I also like that the power is on. I need electricity today. Last night, luckily just after we'd finished watching a movie, the power went out due to high winds. The entire neighborhood dark. I walked Nicholas in the frozen front yard. The wind was a freight train through the trees and Nicholas kept moving in and out of the little glow from my cell phone flashlight, appearing and disappearing in the black, tail tucked, not happy, still taking his time to find just the right place to pee. I had the leash around my wrist and squeezed hard in my hand but I still felt like he would slip from my fingers and be gone.
We went to bed wearing extra layers, listening to the wind and to the world flying apart outside.
This morning, walking Nicholas again, in the light, I surveyed the damage, such as it was. The garbage container was overturned and the plastic wheelbarrow. There was a thin sheet of metal that used to be attached to the fence between our house and the neighbors', loose and flapping in the breeze. But the tiny pumpkin, healthy and left over from Halloween, is still sitting on the porch.
Tuesday, November 17, 2015
Driving home from work through the drizzling dusk, I'm following a bicycle. He's riding on the right side of the road, where a bicycle lane would be if a bicycle lane were there, and I could go around him if there weren't a steady stream of oncoming traffic, but there is. So, I creep along behind the bicycle, maybe fifteen miles per hour. I don't mind. I'll get where I'm going when where I'm going is where I've got. We pull up to a red light and wait while the traffic crosses, bicyclist in front, me behind. When the light changes, the bicyclist doesn't move. A second goes by, another. The green car facing us on the other side of the street starts into the intersection but the bicyclist waits.
Now, fast, from the right, a car plows through the red light and just about into the green car. Both cars slam to a stop. The car that ran the red light was going fast enough that when it stops, it's with a great jolt that rocks it back on its tires. For a second no one moves. The car that ran the red light, sitting stopped in the middle of the intersection right in front of me, its nose practically up against the other car's driver's side door, is a white Scion, the mirror image of my car.
Had that bicycle not hesitated, it would have been very bad.
Green car drives through, white Scion drives through, bicyclist and me, we ride through.
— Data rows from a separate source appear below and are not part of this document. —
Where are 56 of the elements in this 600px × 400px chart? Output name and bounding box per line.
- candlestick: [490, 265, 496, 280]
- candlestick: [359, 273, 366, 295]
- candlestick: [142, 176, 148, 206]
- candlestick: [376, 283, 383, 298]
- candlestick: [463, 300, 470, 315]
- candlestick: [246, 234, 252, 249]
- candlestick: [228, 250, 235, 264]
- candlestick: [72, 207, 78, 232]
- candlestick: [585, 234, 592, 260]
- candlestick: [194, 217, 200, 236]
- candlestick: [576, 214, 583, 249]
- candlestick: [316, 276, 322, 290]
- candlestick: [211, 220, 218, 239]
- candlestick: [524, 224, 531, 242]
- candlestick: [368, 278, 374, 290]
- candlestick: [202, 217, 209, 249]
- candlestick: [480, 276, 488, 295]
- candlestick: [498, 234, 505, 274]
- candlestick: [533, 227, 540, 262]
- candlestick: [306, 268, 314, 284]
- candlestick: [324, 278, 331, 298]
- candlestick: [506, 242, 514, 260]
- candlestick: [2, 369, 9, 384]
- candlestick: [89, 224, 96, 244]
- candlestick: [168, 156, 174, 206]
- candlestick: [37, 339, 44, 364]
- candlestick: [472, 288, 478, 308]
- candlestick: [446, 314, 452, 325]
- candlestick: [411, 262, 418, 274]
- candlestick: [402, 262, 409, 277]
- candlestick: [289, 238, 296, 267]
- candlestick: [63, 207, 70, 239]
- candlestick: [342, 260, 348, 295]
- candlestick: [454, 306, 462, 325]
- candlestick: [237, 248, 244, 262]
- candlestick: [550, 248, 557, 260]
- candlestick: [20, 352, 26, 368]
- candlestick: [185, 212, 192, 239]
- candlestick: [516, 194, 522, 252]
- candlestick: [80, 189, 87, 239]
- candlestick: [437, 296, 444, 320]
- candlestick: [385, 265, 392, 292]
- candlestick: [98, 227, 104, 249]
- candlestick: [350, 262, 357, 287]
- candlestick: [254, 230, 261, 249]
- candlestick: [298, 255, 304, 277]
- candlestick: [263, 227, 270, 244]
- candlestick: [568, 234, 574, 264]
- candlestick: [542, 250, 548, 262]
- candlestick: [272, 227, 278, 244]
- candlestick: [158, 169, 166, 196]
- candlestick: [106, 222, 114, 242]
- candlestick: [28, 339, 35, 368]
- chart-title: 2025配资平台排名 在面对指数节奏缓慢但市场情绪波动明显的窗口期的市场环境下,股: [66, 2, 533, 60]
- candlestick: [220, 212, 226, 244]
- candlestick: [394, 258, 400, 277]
The street is shiny with rain. Bicycle, how did you know? I didn't see you even turn your head. How did you know?
We creep up to a four-way stop. The bicyclist stops, then starts ahead, then does a little bobble-swerve to a halt as another car, a yellow old-fashioned station wagon, pulling to a stop where the cross street comes in from the right, rolls a tad too far into the intersection.
I felt it too, that jolt when the station wagon rolled forward. Coming from exactly the same direction as the white Scion that ran the light. A zing down to my fingertips on the wheel.
For just a moment, the bicyclist's foot is on the ground, and then he's getting back on the bike to continue on. As he rides through, the guy in the yellow station wagon, scraggly beard and puff of light brown hair, throws his hands up in the air at the bicyclist like, what are you freaking out for, you little twerp.
People and their need to judge.
Yellow station wagon, get your hands down. You don't know everything. You don't know anything at all.